Wood tells me that “in terms of inviting people onto the stage, the piece is purposely saying it’s up to you if you want to come up. I think that’s a really interesting transaction because it means that everyone immediately has it planted in their head the question of do they want to come up?” This question is a way of appreciating the emotion core of his performance: the recognition that “we are all alive, we’re all in this room, and these things will never happen again in this form so it all feels quite essential that we appreciate this liveness of bodies and sharing.”

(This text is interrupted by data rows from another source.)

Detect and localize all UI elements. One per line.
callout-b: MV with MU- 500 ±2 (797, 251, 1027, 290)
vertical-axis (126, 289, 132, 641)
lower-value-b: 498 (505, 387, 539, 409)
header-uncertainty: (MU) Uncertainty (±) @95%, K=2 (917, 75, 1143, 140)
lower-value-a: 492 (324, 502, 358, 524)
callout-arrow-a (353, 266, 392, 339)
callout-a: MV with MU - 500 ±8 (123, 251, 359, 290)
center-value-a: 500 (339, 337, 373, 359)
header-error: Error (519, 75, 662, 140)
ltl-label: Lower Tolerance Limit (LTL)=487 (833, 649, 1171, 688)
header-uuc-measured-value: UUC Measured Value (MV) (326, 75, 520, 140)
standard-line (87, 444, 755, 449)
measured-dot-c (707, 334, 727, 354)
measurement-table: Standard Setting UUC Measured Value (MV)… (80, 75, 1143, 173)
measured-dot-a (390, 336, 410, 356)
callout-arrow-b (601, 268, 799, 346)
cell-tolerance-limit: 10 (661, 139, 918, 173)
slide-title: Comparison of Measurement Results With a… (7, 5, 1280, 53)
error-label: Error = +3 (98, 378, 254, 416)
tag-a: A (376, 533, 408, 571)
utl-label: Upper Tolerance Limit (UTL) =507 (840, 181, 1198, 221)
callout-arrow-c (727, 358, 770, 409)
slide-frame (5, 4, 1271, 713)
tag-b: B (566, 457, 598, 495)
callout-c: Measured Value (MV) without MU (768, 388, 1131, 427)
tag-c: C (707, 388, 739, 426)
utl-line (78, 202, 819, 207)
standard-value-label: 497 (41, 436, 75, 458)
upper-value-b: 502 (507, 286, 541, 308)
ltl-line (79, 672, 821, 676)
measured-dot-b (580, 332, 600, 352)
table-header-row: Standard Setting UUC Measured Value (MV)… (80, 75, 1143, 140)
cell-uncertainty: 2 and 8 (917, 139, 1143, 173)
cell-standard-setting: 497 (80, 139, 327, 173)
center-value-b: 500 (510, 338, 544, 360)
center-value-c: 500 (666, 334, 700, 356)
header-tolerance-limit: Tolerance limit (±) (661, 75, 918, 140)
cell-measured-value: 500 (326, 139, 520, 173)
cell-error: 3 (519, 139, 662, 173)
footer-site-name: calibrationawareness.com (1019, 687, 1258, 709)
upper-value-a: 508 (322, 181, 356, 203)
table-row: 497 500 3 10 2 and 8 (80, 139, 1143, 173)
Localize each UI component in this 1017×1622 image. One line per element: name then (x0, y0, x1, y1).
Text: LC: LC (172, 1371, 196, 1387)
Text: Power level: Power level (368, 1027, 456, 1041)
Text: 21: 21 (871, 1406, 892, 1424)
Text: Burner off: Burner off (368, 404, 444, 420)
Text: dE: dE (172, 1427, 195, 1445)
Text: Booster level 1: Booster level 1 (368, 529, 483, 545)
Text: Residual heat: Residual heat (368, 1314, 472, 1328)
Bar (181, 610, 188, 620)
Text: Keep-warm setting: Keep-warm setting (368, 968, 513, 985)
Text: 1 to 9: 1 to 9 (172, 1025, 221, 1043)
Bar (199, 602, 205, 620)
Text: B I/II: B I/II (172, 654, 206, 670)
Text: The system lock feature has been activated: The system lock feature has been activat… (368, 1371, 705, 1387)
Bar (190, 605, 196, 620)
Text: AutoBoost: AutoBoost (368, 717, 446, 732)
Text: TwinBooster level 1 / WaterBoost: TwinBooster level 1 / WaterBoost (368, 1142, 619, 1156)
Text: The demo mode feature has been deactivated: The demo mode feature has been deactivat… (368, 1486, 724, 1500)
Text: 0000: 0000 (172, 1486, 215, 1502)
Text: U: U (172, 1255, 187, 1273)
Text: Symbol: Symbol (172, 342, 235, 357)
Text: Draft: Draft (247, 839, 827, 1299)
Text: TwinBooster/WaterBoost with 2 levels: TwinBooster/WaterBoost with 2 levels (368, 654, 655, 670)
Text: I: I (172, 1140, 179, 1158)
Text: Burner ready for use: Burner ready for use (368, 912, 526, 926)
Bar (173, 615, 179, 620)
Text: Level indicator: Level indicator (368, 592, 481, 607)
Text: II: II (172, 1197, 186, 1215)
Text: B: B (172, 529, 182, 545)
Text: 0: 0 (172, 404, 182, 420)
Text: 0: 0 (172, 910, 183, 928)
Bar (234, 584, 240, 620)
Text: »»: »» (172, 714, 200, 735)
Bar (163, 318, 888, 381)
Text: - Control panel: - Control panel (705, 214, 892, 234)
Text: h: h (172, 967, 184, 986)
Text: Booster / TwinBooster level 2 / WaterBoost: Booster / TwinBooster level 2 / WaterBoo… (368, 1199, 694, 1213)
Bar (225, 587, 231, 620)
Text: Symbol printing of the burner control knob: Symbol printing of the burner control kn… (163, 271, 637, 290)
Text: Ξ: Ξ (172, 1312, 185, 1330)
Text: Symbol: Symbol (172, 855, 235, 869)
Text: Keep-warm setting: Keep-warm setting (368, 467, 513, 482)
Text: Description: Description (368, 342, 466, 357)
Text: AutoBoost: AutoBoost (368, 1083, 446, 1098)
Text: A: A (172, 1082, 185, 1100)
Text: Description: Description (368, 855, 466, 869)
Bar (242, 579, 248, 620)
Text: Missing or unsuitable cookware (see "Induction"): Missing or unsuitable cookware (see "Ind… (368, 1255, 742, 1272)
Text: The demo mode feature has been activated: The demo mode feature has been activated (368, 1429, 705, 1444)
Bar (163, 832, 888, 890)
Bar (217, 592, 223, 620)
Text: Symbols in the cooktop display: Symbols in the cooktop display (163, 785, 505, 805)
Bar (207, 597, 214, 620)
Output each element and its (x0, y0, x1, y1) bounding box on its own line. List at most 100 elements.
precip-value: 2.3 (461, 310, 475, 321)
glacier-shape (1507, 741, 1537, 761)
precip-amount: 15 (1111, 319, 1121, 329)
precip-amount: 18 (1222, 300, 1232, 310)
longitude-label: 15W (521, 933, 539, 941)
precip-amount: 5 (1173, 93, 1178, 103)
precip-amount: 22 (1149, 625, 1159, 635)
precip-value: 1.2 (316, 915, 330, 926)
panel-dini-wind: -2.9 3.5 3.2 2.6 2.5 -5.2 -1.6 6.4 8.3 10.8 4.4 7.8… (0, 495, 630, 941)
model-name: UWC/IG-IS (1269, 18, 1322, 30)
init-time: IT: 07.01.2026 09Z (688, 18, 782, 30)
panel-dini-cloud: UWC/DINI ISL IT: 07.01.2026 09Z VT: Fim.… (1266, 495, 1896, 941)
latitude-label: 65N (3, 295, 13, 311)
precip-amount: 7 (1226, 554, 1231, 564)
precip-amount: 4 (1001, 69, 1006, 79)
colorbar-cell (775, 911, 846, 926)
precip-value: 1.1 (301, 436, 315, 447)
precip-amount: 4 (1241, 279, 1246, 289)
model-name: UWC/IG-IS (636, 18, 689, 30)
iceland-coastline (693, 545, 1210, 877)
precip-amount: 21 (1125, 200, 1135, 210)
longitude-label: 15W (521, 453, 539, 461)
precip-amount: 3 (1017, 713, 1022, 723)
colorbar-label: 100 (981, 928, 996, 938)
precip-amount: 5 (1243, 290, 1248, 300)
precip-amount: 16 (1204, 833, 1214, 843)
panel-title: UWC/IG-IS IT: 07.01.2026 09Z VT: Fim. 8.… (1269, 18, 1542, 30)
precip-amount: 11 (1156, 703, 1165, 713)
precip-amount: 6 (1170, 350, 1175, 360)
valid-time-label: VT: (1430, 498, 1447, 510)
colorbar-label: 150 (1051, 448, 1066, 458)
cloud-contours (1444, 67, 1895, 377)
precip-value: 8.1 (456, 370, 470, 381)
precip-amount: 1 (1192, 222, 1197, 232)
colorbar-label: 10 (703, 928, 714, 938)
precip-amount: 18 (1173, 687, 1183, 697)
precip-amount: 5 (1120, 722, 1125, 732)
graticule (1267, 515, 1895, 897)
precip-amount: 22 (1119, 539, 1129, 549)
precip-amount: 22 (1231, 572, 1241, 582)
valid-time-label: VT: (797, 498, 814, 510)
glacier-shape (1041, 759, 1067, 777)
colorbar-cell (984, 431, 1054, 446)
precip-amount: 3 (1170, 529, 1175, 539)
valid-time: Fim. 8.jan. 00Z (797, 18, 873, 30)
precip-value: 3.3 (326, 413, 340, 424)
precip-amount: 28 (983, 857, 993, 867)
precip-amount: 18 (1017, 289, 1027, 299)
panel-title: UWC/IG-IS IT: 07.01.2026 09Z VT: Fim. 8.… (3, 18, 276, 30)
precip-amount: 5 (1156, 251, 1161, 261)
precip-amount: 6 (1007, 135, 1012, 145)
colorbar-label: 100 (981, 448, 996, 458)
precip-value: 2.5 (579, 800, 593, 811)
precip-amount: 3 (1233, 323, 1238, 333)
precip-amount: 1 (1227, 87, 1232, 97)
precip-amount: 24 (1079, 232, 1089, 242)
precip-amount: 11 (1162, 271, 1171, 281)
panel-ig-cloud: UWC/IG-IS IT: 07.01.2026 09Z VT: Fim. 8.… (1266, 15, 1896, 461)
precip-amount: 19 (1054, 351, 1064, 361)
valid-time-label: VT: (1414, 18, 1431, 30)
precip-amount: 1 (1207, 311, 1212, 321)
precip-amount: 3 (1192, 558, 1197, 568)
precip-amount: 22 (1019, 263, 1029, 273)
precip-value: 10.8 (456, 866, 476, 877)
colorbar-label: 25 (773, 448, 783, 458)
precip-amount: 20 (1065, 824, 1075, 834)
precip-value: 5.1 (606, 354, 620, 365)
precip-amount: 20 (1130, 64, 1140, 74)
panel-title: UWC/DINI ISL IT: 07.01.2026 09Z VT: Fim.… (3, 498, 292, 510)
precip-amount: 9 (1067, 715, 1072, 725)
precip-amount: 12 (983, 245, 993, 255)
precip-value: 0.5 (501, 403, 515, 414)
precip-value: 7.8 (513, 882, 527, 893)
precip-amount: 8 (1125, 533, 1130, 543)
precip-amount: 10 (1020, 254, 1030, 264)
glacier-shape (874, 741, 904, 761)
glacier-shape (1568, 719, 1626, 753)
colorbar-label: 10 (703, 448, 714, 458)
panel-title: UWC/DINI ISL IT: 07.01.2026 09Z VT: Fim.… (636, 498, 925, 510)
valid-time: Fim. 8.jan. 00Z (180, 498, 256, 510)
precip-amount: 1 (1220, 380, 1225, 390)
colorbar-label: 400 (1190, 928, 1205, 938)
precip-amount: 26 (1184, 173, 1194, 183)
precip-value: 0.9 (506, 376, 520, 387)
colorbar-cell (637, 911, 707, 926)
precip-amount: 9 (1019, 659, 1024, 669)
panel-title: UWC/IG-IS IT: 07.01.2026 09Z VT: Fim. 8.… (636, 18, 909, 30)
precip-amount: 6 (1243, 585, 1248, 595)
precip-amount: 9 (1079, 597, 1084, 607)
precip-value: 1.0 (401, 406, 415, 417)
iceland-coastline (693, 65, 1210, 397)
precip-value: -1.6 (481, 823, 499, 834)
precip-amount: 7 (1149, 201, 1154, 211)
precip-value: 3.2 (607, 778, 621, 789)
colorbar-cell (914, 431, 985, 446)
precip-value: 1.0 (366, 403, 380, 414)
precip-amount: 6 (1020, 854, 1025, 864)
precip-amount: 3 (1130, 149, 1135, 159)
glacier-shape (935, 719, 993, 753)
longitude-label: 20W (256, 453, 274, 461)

Even in week one of the Fringe audiences can feel more dead than alive, worn out from the endless emotional labour of giving and/or receiving flyers, or the sheer scope of the festival’s endless assault of creativity. Wood says that “it’s overwhelming when you look at the huge cake that Edinburgh in August is: this is the music, this is the art, this is the dance. And we’re these hungry human beings who want our palettes satisfied. So I really hope that this show will be almost like an antidote, because I think the Fringe can be very chaotic and cutthroat and egotistical.” Peace, love, and avant garde: it’s a clown doctor’s cure for a festival that sorely needs it.
O No! is on at Assembly Roxy at 7pm until 31st August 2015.